Je relis cela aujourd’hui et je me dis : voilà qui est bel et bon pour les ouvriers libérés. Mais que proposions-nous pour les nouveaux arrivants, les moins de 18 ans d’alors, et pour les générations suivantes ?

Le problème reste entier pour demain, bien plus : l’informatique va centupler l’impact de la technique sur le chômage.

Je réitère : jusqu’ici, c’est le succès, non la lenteur et encore moins l’échec de nos efforts techniques, qui a créé les problèmes insolubles du siècle : le chômage croissant au même rythme que le PNB et le cancer, et l’inflation chronique dans tous les États de l’Occident.

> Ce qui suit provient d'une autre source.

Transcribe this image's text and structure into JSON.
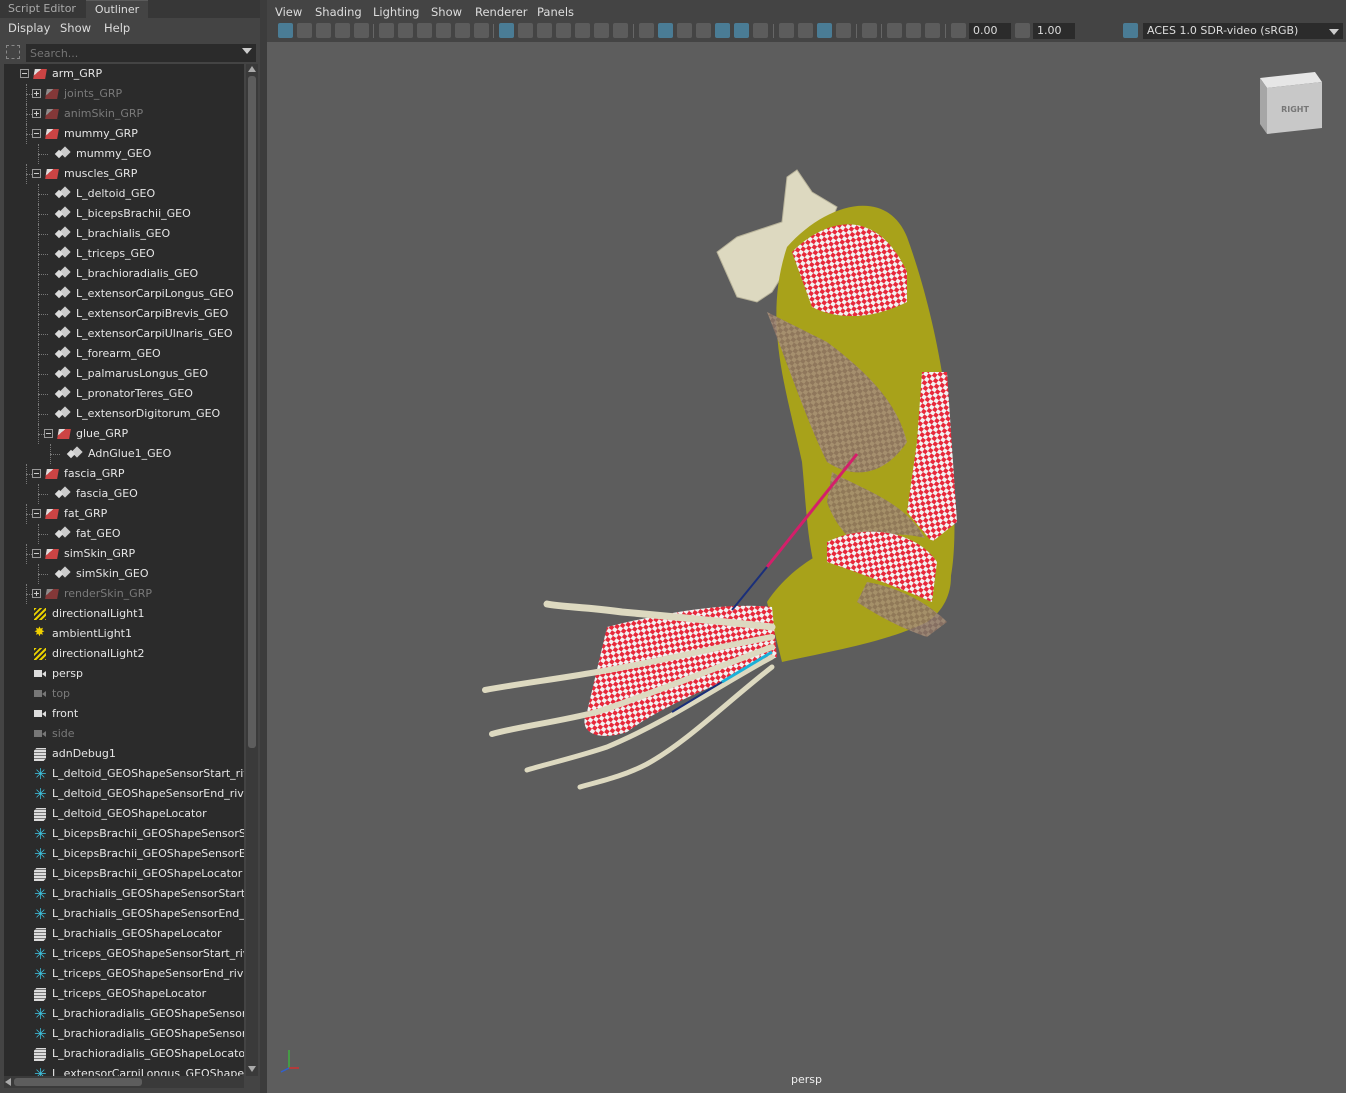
{
  "left_panel": {
    "tabs": [
      "Script Editor",
      "Outliner"
    ],
    "menu": [
      "Display",
      "Show",
      "Help"
    ],
    "search_placeholder": "Search..."
  },
  "outliner": [
    {
      "label": "arm_GRP",
      "icon": "group-icon",
      "level": 0,
      "expander": "minus",
      "dim": false
    },
    {
      "label": "joints_GRP",
      "icon": "group-icon",
      "level": 1,
      "expander": "plus",
      "dim": true
    },
    {
      "label": "animSkin_GRP",
      "icon": "group-icon",
      "level": 1,
      "expander": "plus",
      "dim": true
    },
    {
      "label": "mummy_GRP",
      "icon": "group-icon",
      "level": 1,
      "expander": "minus",
      "dim": false
    },
    {
      "label": "mummy_GEO",
      "icon": "mesh-icon",
      "level": 2,
      "expander": "",
      "dim": false
    },
    {
      "label": "muscles_GRP",
      "icon": "group-icon",
      "level": 1,
      "expander": "minus",
      "dim": false
    },
    {
      "label": "L_deltoid_GEO",
      "icon": "mesh-icon",
      "level": 2,
      "expander": "",
      "dim": false
    },
    {
      "label": "L_bicepsBrachii_GEO",
      "icon": "mesh-icon",
      "level": 2,
      "expander": "",
      "dim": false
    },
    {
      "label": "L_brachialis_GEO",
      "icon": "mesh-icon",
      "level": 2,
      "expander": "",
      "dim": false
    },
    {
      "label": "L_triceps_GEO",
      "icon": "mesh-icon",
      "level": 2,
      "expander": "",
      "dim": false
    },
    {
      "label": "L_brachioradialis_GEO",
      "icon": "mesh-icon",
      "level": 2,
      "expander": "",
      "dim": false
    },
    {
      "label": "L_extensorCarpiLongus_GEO",
      "icon": "mesh-icon",
      "level": 2,
      "expander": "",
      "dim": false
    },
    {
      "label": "L_extensorCarpiBrevis_GEO",
      "icon": "mesh-icon",
      "level": 2,
      "expander": "",
      "dim": false
    },
    {
      "label": "L_extensorCarpiUlnaris_GEO",
      "icon": "mesh-icon",
      "level": 2,
      "expander": "",
      "dim": false
    },
    {
      "label": "L_forearm_GEO",
      "icon": "mesh-icon",
      "level": 2,
      "expander": "",
      "dim": false
    },
    {
      "label": "L_palmarusLongus_GEO",
      "icon": "mesh-icon",
      "level": 2,
      "expander": "",
      "dim": false
    },
    {
      "label": "L_pronatorTeres_GEO",
      "icon": "mesh-icon",
      "level": 2,
      "expander": "",
      "dim": false
    },
    {
      "label": "L_extensorDigitorum_GEO",
      "icon": "mesh-icon",
      "level": 2,
      "expander": "",
      "dim": false
    },
    {
      "label": "glue_GRP",
      "icon": "group-icon",
      "level": 2,
      "expander": "minus",
      "dim": false
    },
    {
      "label": "AdnGlue1_GEO",
      "icon": "mesh-icon",
      "level": 3,
      "expander": "",
      "dim": false
    },
    {
      "label": "fascia_GRP",
      "icon": "group-icon",
      "level": 1,
      "expander": "minus",
      "dim": false
    },
    {
      "label": "fascia_GEO",
      "icon": "mesh-icon",
      "level": 2,
      "expander": "",
      "dim": false
    },
    {
      "label": "fat_GRP",
      "icon": "group-icon",
      "level": 1,
      "expander": "minus",
      "dim": false
    },
    {
      "label": "fat_GEO",
      "icon": "mesh-icon",
      "level": 2,
      "expander": "",
      "dim": false
    },
    {
      "label": "simSkin_GRP",
      "icon": "group-icon",
      "level": 1,
      "expander": "minus",
      "dim": false
    },
    {
      "label": "simSkin_GEO",
      "icon": "mesh-icon",
      "level": 2,
      "expander": "",
      "dim": false
    },
    {
      "label": "renderSkin_GRP",
      "icon": "group-icon",
      "level": 1,
      "expander": "plus",
      "dim": true
    },
    {
      "label": "directionalLight1",
      "icon": "directional-light-icon",
      "level": 0,
      "expander": "",
      "dim": false
    },
    {
      "label": "ambientLight1",
      "icon": "ambient-light-icon",
      "level": 0,
      "expander": "",
      "dim": false
    },
    {
      "label": "directionalLight2",
      "icon": "directional-light-icon",
      "level": 0,
      "expander": "",
      "dim": false
    },
    {
      "label": "persp",
      "icon": "camera-icon",
      "level": 0,
      "expander": "",
      "dim": false
    },
    {
      "label": "top",
      "icon": "camera-icon",
      "level": 0,
      "expander": "",
      "dim": true
    },
    {
      "label": "front",
      "icon": "camera-icon",
      "level": 0,
      "expander": "",
      "dim": false
    },
    {
      "label": "side",
      "icon": "camera-icon",
      "level": 0,
      "expander": "",
      "dim": true
    },
    {
      "label": "adnDebug1",
      "icon": "debug-icon",
      "level": 0,
      "expander": "",
      "dim": false
    },
    {
      "label": "L_deltoid_GEOShapeSensorStart_rive",
      "icon": "sensor-icon",
      "level": 0,
      "expander": "",
      "dim": false
    },
    {
      "label": "L_deltoid_GEOShapeSensorEnd_rivet_",
      "icon": "sensor-icon",
      "level": 0,
      "expander": "",
      "dim": false
    },
    {
      "label": "L_deltoid_GEOShapeLocator",
      "icon": "debug-icon",
      "level": 0,
      "expander": "",
      "dim": false
    },
    {
      "label": "L_bicepsBrachii_GEOShapeSensorSta",
      "icon": "sensor-icon",
      "level": 0,
      "expander": "",
      "dim": false
    },
    {
      "label": "L_bicepsBrachii_GEOShapeSensorEnc",
      "icon": "sensor-icon",
      "level": 0,
      "expander": "",
      "dim": false
    },
    {
      "label": "L_bicepsBrachii_GEOShapeLocator",
      "icon": "debug-icon",
      "level": 0,
      "expander": "",
      "dim": false
    },
    {
      "label": "L_brachialis_GEOShapeSensorStart_ri",
      "icon": "sensor-icon",
      "level": 0,
      "expander": "",
      "dim": false
    },
    {
      "label": "L_brachialis_GEOShapeSensorEnd_riv",
      "icon": "sensor-icon",
      "level": 0,
      "expander": "",
      "dim": false
    },
    {
      "label": "L_brachialis_GEOShapeLocator",
      "icon": "debug-icon",
      "level": 0,
      "expander": "",
      "dim": false
    },
    {
      "label": "L_triceps_GEOShapeSensorStart_rivet",
      "icon": "sensor-icon",
      "level": 0,
      "expander": "",
      "dim": false
    },
    {
      "label": "L_triceps_GEOShapeSensorEnd_rivet_",
      "icon": "sensor-icon",
      "level": 0,
      "expander": "",
      "dim": false
    },
    {
      "label": "L_triceps_GEOShapeLocator",
      "icon": "debug-icon",
      "level": 0,
      "expander": "",
      "dim": false
    },
    {
      "label": "L_brachioradialis_GEOShapeSensorSt",
      "icon": "sensor-icon",
      "level": 0,
      "expander": "",
      "dim": false
    },
    {
      "label": "L_brachioradialis_GEOShapeSensorEr",
      "icon": "sensor-icon",
      "level": 0,
      "expander": "",
      "dim": false
    },
    {
      "label": "L_brachioradialis_GEOShapeLocator",
      "icon": "debug-icon",
      "level": 0,
      "expander": "",
      "dim": false
    },
    {
      "label": "L_extensorCarpiLongus_GEOShapeSe",
      "icon": "sensor-icon",
      "level": 0,
      "expander": "",
      "dim": false
    }
  ],
  "viewport": {
    "menu": [
      "View",
      "Shading",
      "Lighting",
      "Show",
      "Renderer",
      "Panels"
    ],
    "exposure": "0.00",
    "gamma": "1.00",
    "color_space": "ACES 1.0 SDR-video (sRGB)",
    "view_cube_label": "RIGHT",
    "camera_label": "persp",
    "colors": {
      "skin": "#a8a21a",
      "checker_red": "#e8283a",
      "bone": "#ddd9c0",
      "background": "#5d5d5d"
    }
  }
}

Nous n’avons d’espoir d’en sortir que dans la mesure où nous oserons regarder en face pour la juger selon nos buts ultimes la réussite, hélas probable, de nos efforts technico-industriels, en l’absence de toutes fins avouables ou simplement imaginées.

L’Avenir n’est plus ce qu’il était.

Je l’ai écrit un soir de demi-brume en moi. Je vois bien que cela signifiait : à 20 ans, l’avenir est immense ; passé septante, les délais sont plus courts. Or, chose étrange au dernier point, depuis la Bombe, il n’en va pas mieux pour notre civilisation dans son ensemble que pour chacun des individus qui la composent.

L’accroissement presque sans limites des dangers de destruction de la Nature et du même coup de l’homme qui en vit, rend ces désastres probables à court terme. C’est l’avenir de l’Humanité qui n’est plus ce qu’il était, et qui pourrait s’arrêter pile. À cause des dimensions sans précédent des moyens d’en finir avec la Terre et nous, d’un seul et même coup.

L’avenir n’est plus ce qu’il était. Il est ce que nous saurons en faire, notre affaire.